The manufacturers claim the Strike Genius Motorcycle GPS is the best motorbike GPS on the market. They say it is made by bikers – for bikers. If that were really the case would not one of the options of vehicle type in use be a motorcycle? The machine gave me the choice of truck, car, aircraft, public transport (!!!) and bike. I told it “bike”.
When I planned a ride to Perth it informed me the trip would take around 9 hours. It assumed I would be pedalling!
They also claimed:
Rugged & Weather Proof
Made specifically for motorbikes, the Strike Genius GPS can handle the rugged conditions of the Australian outback. Whether the GPS is battling bulldust blasting away at at 100 km/h or humid tropical rain attempting to penetrate the outer shell, the Genius is the ultimate when it comes to toughness.
No arguments about weatherproofing, if you mean waterproof. Not so if you are riding in blazing sunshine on a 40 degree day. It certainly seemed to be affected by heat. And as for rugged? Hmmm. Within months my GPS was non functional. It continually rebooted, got lost, and finally gave up entirely. The SD card disintegrated. I sent it back for repair or replacement and was issued the new updated model, The Strike Genius BT Motorcycle GPS. The Strike Genius BT GPS does not come with an SD card (as the Genius FM did), as all software is now included on the device. Should be better right? By midsummer the damn thing was behaving just as poorly as its predecessor did. The screen goes white. If I hold it tight along the bottom, the image comes back. It seems we have an intermittent connection. My opinion is that the device just cannot take the heat of a Western Australian Summer, and the vibrations of a motorcycle. Not both anyway.
Their other claims were exaggerations too, to say the least:
Anti-Glare Design & Glove Friendly Touchscreen
The raised top and sides helps protect the screen from glare giving the rider the best possible screen clarity. The Strike Genius is glove friendly to touch with plenty of hand clearance and large screen icons to ensure dialing in the next location is a breeze.
Glove friendly? No. Not even chubby-finger friendly. I did not see any anti-glare properties either. It was difficult to read without shielding it with your hands. Not something to do while riding.
The Strike Genius features fast and easy to use navigation software with the number one map provider in the business – Sensis Whereis Maps. The intelligent software is responsive and has been calibrated for motorcyclists to allow for easy navigation.
I repeat. Why is a motorcycle not an option in the vehicle list?
Perhaps we can blame the Western Australians for the very poor mapping of their region. Tertiary roads and backroads just do not come up on the GPS. Yet sometimes it tried to take me along some firebreak track, or fenceline, that it believed was a formed road.
To be fair, Tim says his Garmin does that too. I have also noticed that Google Maps cannot find routes around the backroads of the Great Southern. In fact I have sent in quite a few notifications to Google pointing out that there really is a road between points A and B in various locations I have been riding. I enjoy the grateful acknowledgement and the fact that the roads soon appear on the map. It is nice to be able to contribute.

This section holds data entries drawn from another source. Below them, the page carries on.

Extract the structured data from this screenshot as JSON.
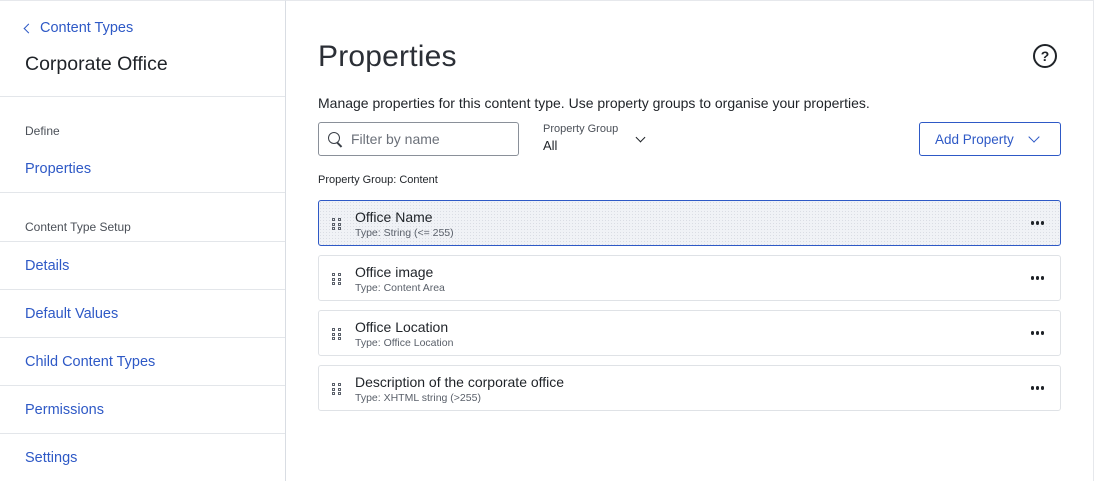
{
  "sidebar": {
    "back_label": "Content Types",
    "title": "Corporate Office",
    "section_define": "Define",
    "item_properties": "Properties",
    "section_setup": "Content Type Setup",
    "items": [
      {
        "label": "Details"
      },
      {
        "label": "Default Values"
      },
      {
        "label": "Child Content Types"
      },
      {
        "label": "Permissions"
      },
      {
        "label": "Settings"
      }
    ]
  },
  "main": {
    "title": "Properties",
    "help_glyph": "?",
    "description": "Manage properties for this content type. Use property groups to organise your properties.",
    "filter": {
      "placeholder": "Filter by name",
      "value": ""
    },
    "property_group": {
      "label": "Property Group",
      "value": "All"
    },
    "add_button": "Add Property",
    "group_label": "Property Group: Content",
    "properties": [
      {
        "name": "Office Name",
        "type": "Type: String (<= 255)",
        "selected": true
      },
      {
        "name": "Office image",
        "type": "Type: Content Area",
        "selected": false
      },
      {
        "name": "Office Location",
        "type": "Type: Office Location",
        "selected": false
      },
      {
        "name": "Description of the corporate office",
        "type": "Type: XHTML string (>255)",
        "selected": false
      }
    ]
  },
  "colors": {
    "accent": "#2e59c6",
    "border": "#dfe2e6",
    "text": "#1f2328"
  },
  "icons": [
    "chevron-left-icon",
    "help-icon",
    "search-icon",
    "chevron-down-icon",
    "drag-handle-icon",
    "more-options-icon"
  ]
}
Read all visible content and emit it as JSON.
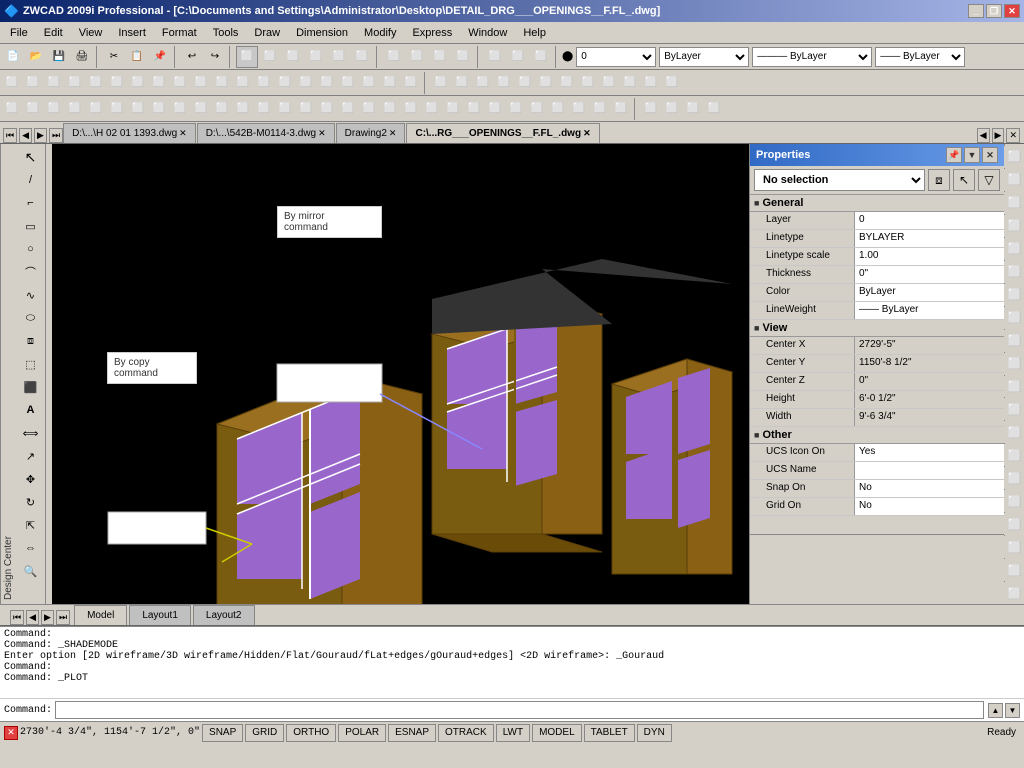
{
  "titlebar": {
    "title": "ZWCAD 2009i Professional - [C:\\Documents and Settings\\Administrator\\Desktop\\DETAIL_DRG___OPENINGS__F.FL_.dwg]",
    "app_icon": "zwcad-icon"
  },
  "menubar": {
    "items": [
      "File",
      "Edit",
      "View",
      "Insert",
      "Format",
      "Tools",
      "Draw",
      "Dimension",
      "Modify",
      "Express",
      "Window",
      "Help"
    ]
  },
  "toolbar1": {
    "layer_value": "0",
    "color_value": "ByLayer",
    "linetype_value": "ByLayer",
    "lineweight_value": "ByLayer"
  },
  "tabs": {
    "docs": [
      {
        "label": "D:\\...\\H 02 01 1393.dwg",
        "active": false
      },
      {
        "label": "D:\\...\\542B-M0114-3.dwg",
        "active": false
      },
      {
        "label": "Drawing2",
        "active": false
      },
      {
        "label": "C:\\...RG___OPENINGS__F.FL_.dwg",
        "active": true
      }
    ]
  },
  "canvas": {
    "annotation1": {
      "text_line1": "By mirror",
      "text_line2": "command"
    },
    "annotation2": {
      "text_line1": "By copy",
      "text_line2": "command"
    }
  },
  "properties": {
    "title": "Properties",
    "selection_label": "No selection",
    "sections": {
      "general": {
        "title": "General",
        "rows": [
          {
            "name": "Layer",
            "value": "0"
          },
          {
            "name": "Linetype",
            "value": "BYLAYER"
          },
          {
            "name": "Linetype scale",
            "value": "1.00"
          },
          {
            "name": "Thickness",
            "value": "0\""
          },
          {
            "name": "Color",
            "value": "ByLayer"
          },
          {
            "name": "LineWeight",
            "value": "—— ByLayer"
          }
        ]
      },
      "view": {
        "title": "View",
        "rows": [
          {
            "name": "Center X",
            "value": "2729'-5\""
          },
          {
            "name": "Center Y",
            "value": "1150'-8 1/2\""
          },
          {
            "name": "Center Z",
            "value": "0\""
          },
          {
            "name": "Height",
            "value": "6'-0 1/2\""
          },
          {
            "name": "Width",
            "value": "9'-6 3/4\""
          }
        ]
      },
      "other": {
        "title": "Other",
        "rows": [
          {
            "name": "UCS Icon On",
            "value": "Yes"
          },
          {
            "name": "UCS Name",
            "value": ""
          },
          {
            "name": "Snap On",
            "value": "No"
          },
          {
            "name": "Grid On",
            "value": "No"
          }
        ]
      }
    }
  },
  "bottom_tabs": {
    "items": [
      "Model",
      "Layout1",
      "Layout2"
    ]
  },
  "command_bar": {
    "lines": [
      "Command:",
      "Command: _SHADEMODE",
      "Enter option [2D wireframe/3D wireframe/Hidden/Flat/Gouraud/fLat+edges/gOuraud+edges] <2D wireframe>: _Gouraud",
      "Command:",
      "Command: _PLOT"
    ],
    "input_label": "Command:"
  },
  "statusbar": {
    "coords": "2730'-4 3/4\",  1154'-7 1/2\",  0\"",
    "buttons": [
      "SNAP",
      "GRID",
      "ORTHO",
      "POLAR",
      "ESNAP",
      "OTRACK",
      "LWT",
      "MODEL",
      "TABLET",
      "DYN"
    ],
    "active_buttons": [],
    "status": "Ready"
  }
}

The BT (Bluetooth) replacement Strike was a lot faster in operation than the older FM predecessor. I think perhaps also, that it made fewer mistakes around Perth than the older one. It did not try to take me the wrong way up one-way roads for example, but it still informed me I was exceeding the speed limit when I was not. For a while I used it beside Tim’s Garmin. The Garmin definitely made less navigational mistakes.
I actually preferred the FM to Bluetooth. I have no other BT devices, and without the FM, I could not listen to the device’s driving instructions on my car radio, if I was using it in the car. That was a problem.
Pros: It worked reasonably well for a while. I fell in love with the English female voice, and named her Lara. I hope she is in my next GPS.
Cons: I am old school and still expect electronic devices that cost more than a hundred dollars to outlast me.
Summary: Considering the price, look elsewhere.